El gestor aeroportuario ultima el expediente administrativo para desprenderse del modelo de carga de la extinta aerolínea Pronair, retenido en Manises por impagos durante casi dos décadas
El Boeing 747-245F de la compañía Pronair, fundada por el empresario de Yecla Isidoro Romero, tiene los días contados en las pistas del aeropuerto de Manises. Aena mantiene abierto un procedimiento administrativo para sacar a subasta pública la aeronave, inmovilizada desde 2008 por las deudas acumuladas por la empresa propietaria tras el colapso de la firma durante la crisis financiera.
Fuentes del gestor aeroportuario han confirmado que el proceso avanza conforme a la Ley de Navegación Aérea.
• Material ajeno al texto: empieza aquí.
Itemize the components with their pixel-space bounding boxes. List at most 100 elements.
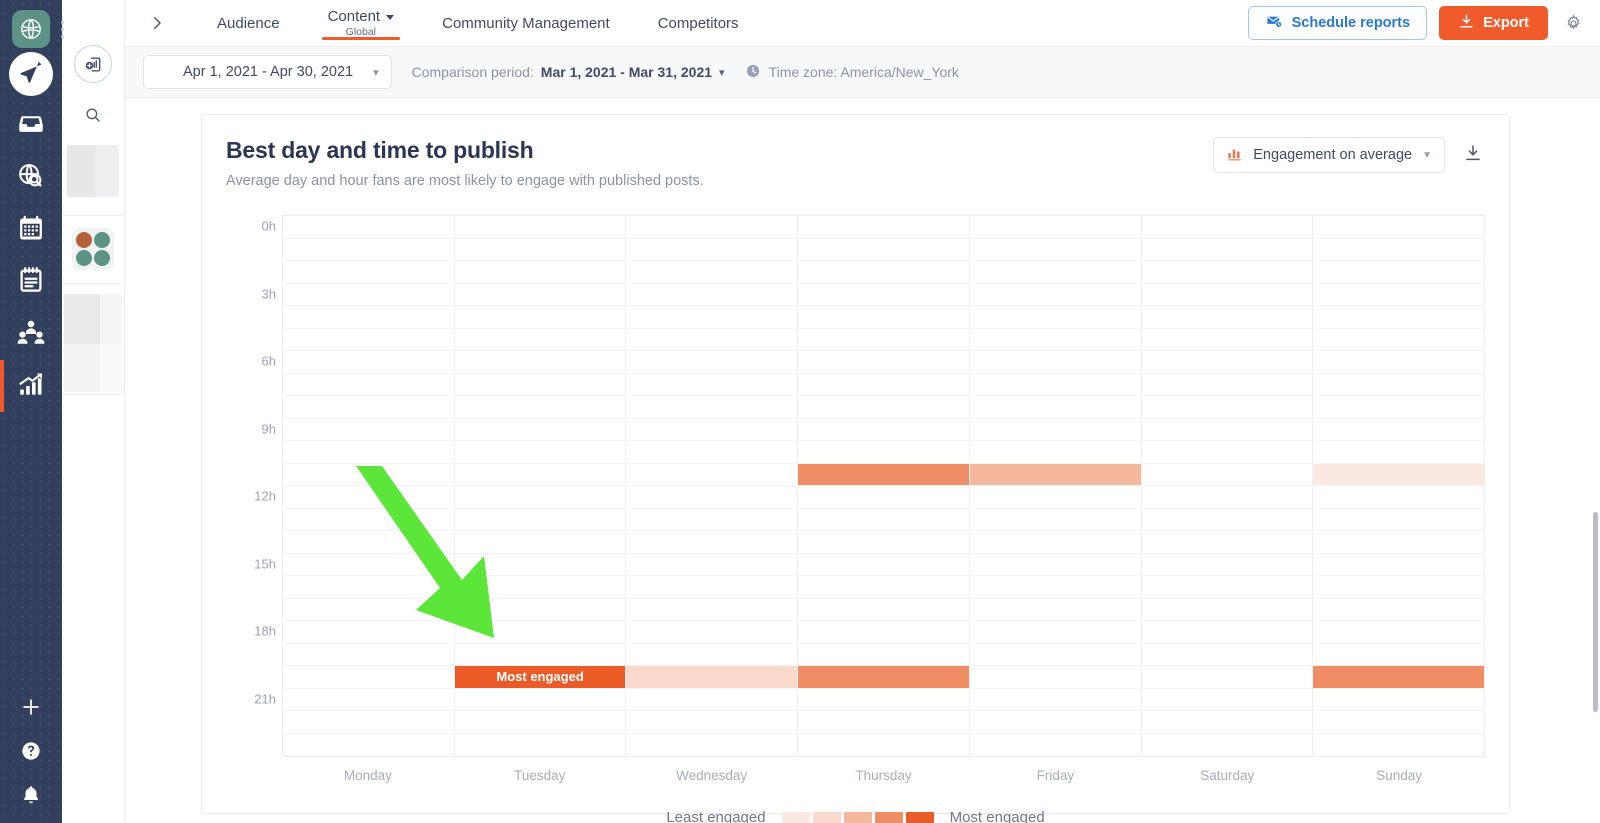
sidebar-item-analytics[interactable] xyxy=(0,360,62,412)
heatmap-cell[interactable] xyxy=(626,463,799,485)
heatmap-cell[interactable] xyxy=(455,621,627,643)
heatmap-cell[interactable] xyxy=(798,531,970,553)
heatmap-cell[interactable] xyxy=(1313,644,1484,666)
heatmap-cell[interactable] xyxy=(798,418,970,440)
heatmap-cell[interactable] xyxy=(626,553,799,575)
heatmap-cell[interactable] xyxy=(626,283,799,305)
heatmap-cell[interactable] xyxy=(283,283,455,305)
heatmap-cell[interactable] xyxy=(798,216,970,238)
heatmap-cell[interactable] xyxy=(970,238,1142,260)
heatmap-cell[interactable] xyxy=(283,486,455,508)
heatmap-cell[interactable] xyxy=(626,238,799,260)
heatmap-cell[interactable] xyxy=(455,553,627,575)
heatmap-cell[interactable] xyxy=(626,688,799,710)
heatmap-cell[interactable] xyxy=(455,306,627,328)
heatmap-cell[interactable] xyxy=(626,306,799,328)
heatmap-cell[interactable] xyxy=(969,463,1142,485)
heatmap-cell[interactable] xyxy=(626,733,799,756)
heatmap-cell[interactable] xyxy=(798,351,970,373)
heatmap-cell[interactable] xyxy=(1142,283,1314,305)
heatmap-cell[interactable] xyxy=(1313,486,1484,508)
heatmap-cell[interactable] xyxy=(283,508,455,530)
heatmap-cell[interactable] xyxy=(1313,599,1484,621)
heatmap-cell[interactable] xyxy=(455,216,627,238)
heatmap-cell[interactable] xyxy=(970,216,1142,238)
heatmap-cell[interactable] xyxy=(970,733,1142,756)
vertical-scrollbar[interactable] xyxy=(1593,512,1598,712)
heatmap-cell[interactable] xyxy=(283,688,455,710)
comparison-period[interactable]: Comparison period: Mar 1, 2021 - Mar 31,… xyxy=(412,64,725,80)
sidebar-item-listening[interactable] xyxy=(0,152,62,204)
heatmap-cell[interactable] xyxy=(1313,689,1484,711)
heatmap-cell[interactable] xyxy=(1313,734,1484,757)
heatmap-cell[interactable] xyxy=(798,261,970,283)
heatmap-cell[interactable] xyxy=(1313,531,1484,553)
heatmap-cell[interactable] xyxy=(1142,733,1314,756)
heatmap-cell[interactable] xyxy=(626,643,799,665)
sidebar-item-publish[interactable] xyxy=(0,48,62,100)
heatmap-cell[interactable] xyxy=(283,418,455,440)
heatmap-cell[interactable] xyxy=(283,373,455,395)
heatmap-cell[interactable] xyxy=(798,396,970,418)
heatmap-cell[interactable] xyxy=(626,373,799,395)
heatmap-cell[interactable] xyxy=(798,238,970,260)
heatmap-cell[interactable] xyxy=(455,531,627,553)
heatmap-cell[interactable] xyxy=(798,711,970,733)
heatmap-cell[interactable] xyxy=(798,328,970,350)
heatmap-cell[interactable] xyxy=(1142,711,1314,733)
heatmap-cell[interactable] xyxy=(283,531,455,553)
heatmap-cell[interactable] xyxy=(283,441,455,463)
metric-select[interactable]: Engagement on average ▼ xyxy=(1213,137,1445,173)
heatmap-cell[interactable] xyxy=(1313,329,1484,351)
heatmap-cell[interactable] xyxy=(283,643,455,665)
heatmap-cell[interactable] xyxy=(455,508,627,530)
heatmap-cell[interactable] xyxy=(455,643,627,665)
date-range-picker[interactable]: Apr 1, 2021 - Apr 30, 2021 ▾ xyxy=(143,55,392,89)
heatmap-cell[interactable] xyxy=(626,261,799,283)
sidebar-item-inbox[interactable] xyxy=(0,100,62,152)
heatmap-cell[interactable] xyxy=(1313,554,1484,576)
heatmap-cell[interactable] xyxy=(283,711,455,733)
heatmap-cell[interactable] xyxy=(970,576,1142,598)
heatmap-cell[interactable] xyxy=(970,508,1142,530)
heatmap-cell[interactable] xyxy=(798,441,970,463)
heatmap-cell[interactable] xyxy=(1313,621,1484,643)
heatmap-cell[interactable] xyxy=(798,508,970,530)
tab-community-management[interactable]: Community Management xyxy=(418,0,634,46)
heatmap-cell[interactable] xyxy=(798,463,970,485)
heatmap-cell[interactable] xyxy=(626,711,799,733)
heatmap-cell[interactable] xyxy=(970,396,1142,418)
heatmap-cell[interactable] xyxy=(798,283,970,305)
heatmap-cell[interactable] xyxy=(1142,486,1314,508)
heatmap-cell[interactable] xyxy=(1142,238,1314,260)
heatmap-cell[interactable] xyxy=(970,486,1142,508)
heatmap-cell[interactable] xyxy=(455,576,627,598)
heatmap-cell[interactable] xyxy=(970,441,1142,463)
heatmap-cell[interactable] xyxy=(1313,396,1484,418)
heatmap-cell[interactable] xyxy=(798,486,970,508)
heatmap-cell[interactable] xyxy=(1313,261,1484,283)
heatmap-cell[interactable] xyxy=(970,643,1142,665)
heatmap-cell[interactable] xyxy=(1142,553,1314,575)
heatmap-cell[interactable] xyxy=(970,598,1142,620)
heatmap-cell[interactable] xyxy=(970,666,1142,688)
heatmap-cell[interactable] xyxy=(283,666,455,688)
heatmap-cell[interactable] xyxy=(970,373,1142,395)
heatmap-cell[interactable] xyxy=(798,373,970,395)
heatmap-cell[interactable] xyxy=(1142,441,1314,463)
heatmap-cell[interactable] xyxy=(283,463,455,485)
heatmap-cell[interactable] xyxy=(1313,284,1484,306)
heatmap-cell[interactable] xyxy=(798,733,970,756)
tab-content[interactable]: Content Global xyxy=(304,0,419,46)
heatmap-cell[interactable] xyxy=(283,598,455,620)
heatmap-cell[interactable] xyxy=(1313,509,1484,531)
sidebar-item-create[interactable] xyxy=(0,687,62,731)
chevron-right-icon[interactable] xyxy=(139,5,175,41)
sidebar-item-notes[interactable] xyxy=(0,256,62,308)
gear-icon[interactable] xyxy=(1560,10,1586,36)
schedule-reports-button[interactable]: Schedule reports xyxy=(1247,6,1428,40)
heatmap-cell[interactable] xyxy=(455,351,627,373)
heatmap-cell[interactable] xyxy=(1142,643,1314,665)
heatmap-cell[interactable] xyxy=(1142,508,1314,530)
heatmap-cell[interactable] xyxy=(283,733,455,756)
Tras no localizar al dueño original para reclamar el pago de la deuda y el retiro del aparato, el Boletín Oficial del Estado (BOE) publicó en 2024 las notificaciones oficiales exigidas por ley. Cumplido el plazo de un año sin reclamaciones, se activó la presunción legal de abandono que permite iniciar la puja pública. Aena precisa que el expediente aún no cuenta con fecha de licitación ni precio de salida fijados.
De símbolo de la bonanza a posible chatarra
Adquirido en 2008 para operar rutas internacionales de mercancías con destino a Oriente, el Jumbo representó la apuesta más ambiciosa de Pronair en pleno auge del sector logístico e inmobiliario. Sin embargo, el encarecimiento del combustible y la recesión económica dinamitaron el proyecto empresarial a los pocos meses de su puesta en marcha, dejando el aparato varado en la capital del Turia.
El historial para resolver la presencia de la nave en la pista valenciana suma varios intentos fallidos:
2019: Aena incluyó el Boeing en una primera lista de aeronaves a retirar sin lograr ejecutar su salida.
2021: La aparición de un reclamante particular frenó temporalmente la subasta de este modelo, mientras que otras 23 naves abandonadas en el recinto sí fueron procesadas.
El pliego final determinará si el avión, cuyo estado de conservación se ha deteriorado gravemente tras 18 años a la intemperie, se adjudicará para desguace como chatarra o si se considerará su cesión previa a entidades educativas o culturales vinculadas al sector aeronáutico, opción que contempla la normativa vigente antes de su venta definitiva.